8.5.2 Be consistent in your annotations
- If at all possible avoid making cross species analyses - unless you are an evolutionary genomics expert and understand what you are doing. But for most applications cross species analyses are hopeful wishing at best, so stick to one organism.
- Avoid mixing genome/transcriptome versions. Yes there is liftover annotation data to help you identify what loci are parallel between releases, but its really much simpler to stick with the same version throughout your analyses’ annotations.

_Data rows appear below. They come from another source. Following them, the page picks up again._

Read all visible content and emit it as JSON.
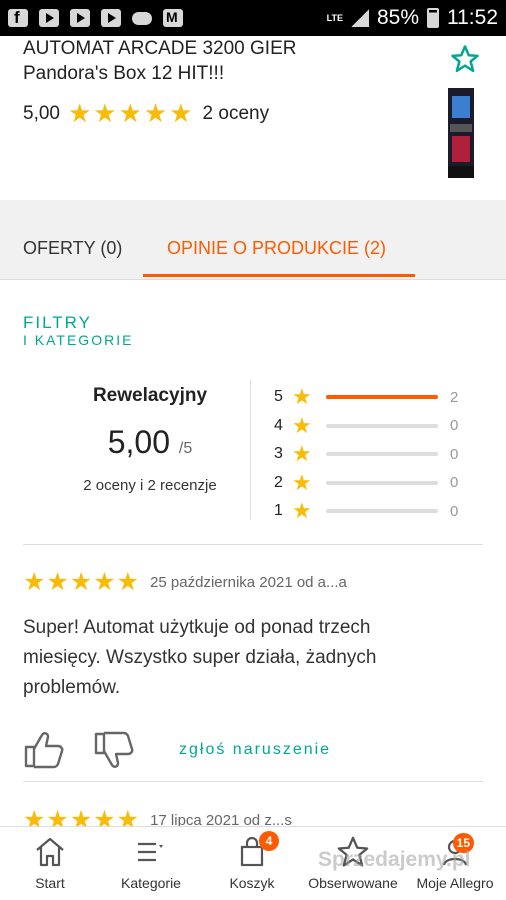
{
  "statusbar": {
    "app_icons": [
      "facebook-icon",
      "youtube-icon",
      "youtube-icon",
      "youtube-icon",
      "cloud-icon",
      "gmail-icon"
    ],
    "network": "LTE",
    "battery": "85%",
    "time": "11:52"
  },
  "product": {
    "title_line1": "AUTOMAT ARCADE 3200 GIER",
    "title_line2": "Pandora's Box 12 HIT!!!",
    "rating_value": "5,00",
    "rating_stars": "★★★★★",
    "rating_count": "2 oceny",
    "favorite_icon": "star-outline-icon"
  },
  "tabs": {
    "offers": "OFERTY (0)",
    "reviews": "OPINIE O PRODUKCIE (2)",
    "active": "reviews"
  },
  "filters": {
    "line1": "FILTRY",
    "line2": "I KATEGORIE"
  },
  "summary": {
    "label": "Rewelacyjny",
    "score": "5,00",
    "score_max": "/5",
    "counts": "2 oceny i 2 recenzje",
    "bars": [
      {
        "stars": "5",
        "count": "2",
        "fraction": 1.0
      },
      {
        "stars": "4",
        "count": "0",
        "fraction": 0
      },
      {
        "stars": "3",
        "count": "0",
        "fraction": 0
      },
      {
        "stars": "2",
        "count": "0",
        "fraction": 0
      },
      {
        "stars": "1",
        "count": "0",
        "fraction": 0
      }
    ]
  },
  "reviews": [
    {
      "stars": "★★★★★",
      "meta": "25 października 2021 od a...a",
      "text": "Super! Automat użytkuje od ponad trzech miesięcy. Wszystko super działa, żadnych problemów.",
      "report": "zgłoś naruszenie"
    },
    {
      "stars": "★★★★★",
      "meta": "17 lipca 2021 od z...s"
    }
  ],
  "bottomnav": {
    "items": [
      {
        "label": "Start",
        "icon": "home-icon"
      },
      {
        "label": "Kategorie",
        "icon": "menu-icon"
      },
      {
        "label": "Koszyk",
        "icon": "cart-icon",
        "badge": "4"
      },
      {
        "label": "Obserwowane",
        "icon": "star-icon"
      },
      {
        "label": "Moje Allegro",
        "icon": "user-icon",
        "badge": "15"
      }
    ]
  },
  "watermark": "Sprzedajemy.pl",
  "colors": {
    "accent_orange": "#ff5a00",
    "accent_teal": "#00a790",
    "star_yellow": "#f8bb08"
  }
}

8.5.3 Be clear in your write ups!
Above all else, not matter what you end up doing, make sure that your steps, what files you use, and what tool versions you use are clear and reproducible! Be sure to clearly link to and state the database files you used and include your code and steps so others can track what you did and reproduce it. For more information on how to create reproducible analyses, you can take our reproducibility in cancer informatics courses: Introduction to Reproducibility and Advanced Reproducibility in Cancer Informatics.
8.6 Resources you will need for annotation!
8.6.3 Command line based tools
8.6.3.1 R-based packages:
GenomicRanges - useful for manipulating and identifying sequences.
GO.db - Gene ontology annotation
A full list of Bioconductors annotation packages - contains annotation for all kinds of species and versions of genomes and transcriptomes.